How to compete with Amazon in 2020 and beyond

How to compete with Amazon in 2020 and beyond

by Ashley Nickle, Jan 30, 2020

Image courtesy Brick Meets Click

Leveraging data to understand shoppers better will be key for retailers competing with Amazon in the coming years, according to a new report from consulting firm Brick Meets Click.

The firm expects that Amazon will focus its grocery efforts on aggressive customer acquisition, strategic site selection for stores, and optimization of its product mix, according to a news release. Amazon has long eyed the grocery industry as one in which it wants more share because of the trip frequency associated with the category.

Getting more Amazon Prime members to buy groceries from the company — or from Whole Foods Market, which Amazon owns — is a key part of the strategy, according to Brick Meets Click. One example of those efforts is the company’s elimination of the $14.99 monthly fee for Amazon Fresh. Now the service is free for Prime members.

“The richer data set that Amazon is able to develop as a result of leveraging Prime to accelerate its appeal among high-value, affluent households is powerful,” Brick Meets Click wrote in its report. “It will enable Amazon to do in grocery what it’s done in other parts of its business — identify offers and services that provide greater value for each household.”

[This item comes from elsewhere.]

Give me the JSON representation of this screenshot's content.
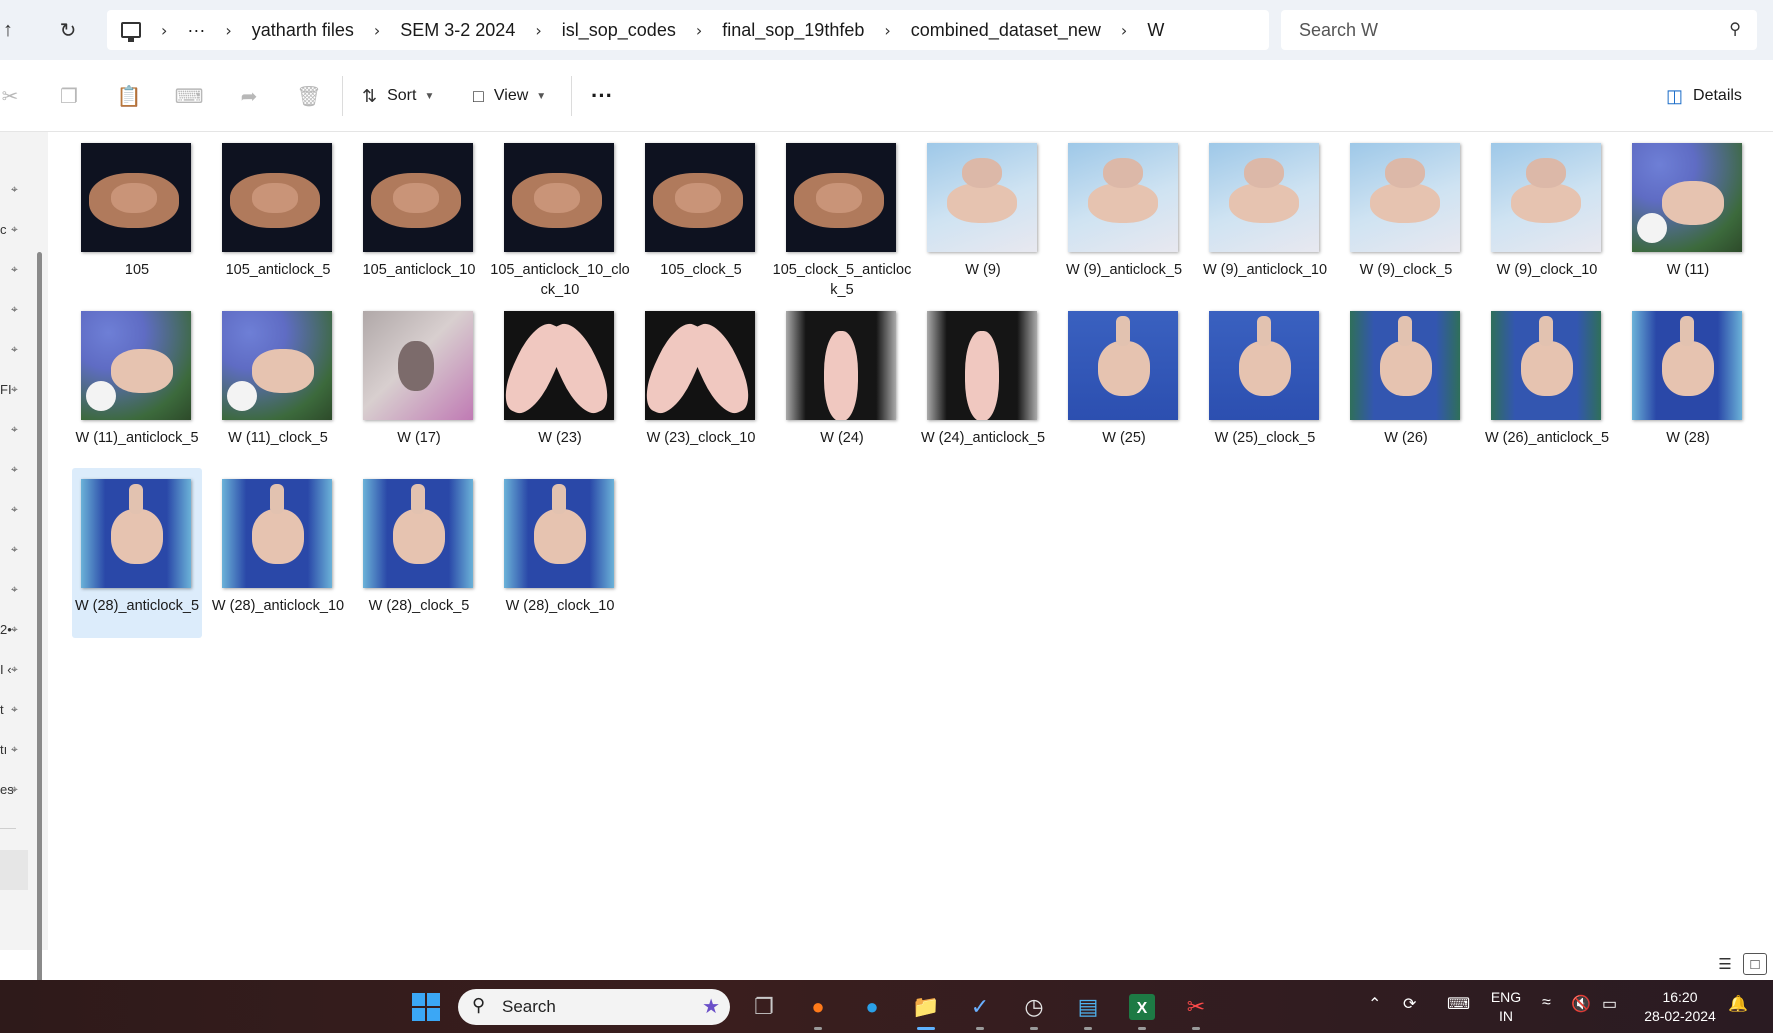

In response, traditional grocers need to be diving into their own customer data sets and examining buying patterns to understand what shoppers are wanting to buy, the firm suggests.

Brick Meets Click recommends retailers work to strengthen relationships with their customers who are likely to also be Prime members; to ask their top shopper group — “the 20% that generate 80% of the profits” — how the retailer can better serve them; and to adjust their assortments to focus on products that appeal to that group.

“For both retailers and brands that want to survive, it’s no longer advisable (or affordable) to incent customers to buy what the retailer wants to sell them,” Brick Meets Click wrote in its report. “Instead, retailers must offer customers what they want to buy.

“While not an easy shift, the good news is the data, tools and processes are available,” Brick Meets Click wrote. “Over the past few years, customer centricity has matured into the discipline of customer management, and the analytical tools needed to customize assortment and promotions have become much more affordable.”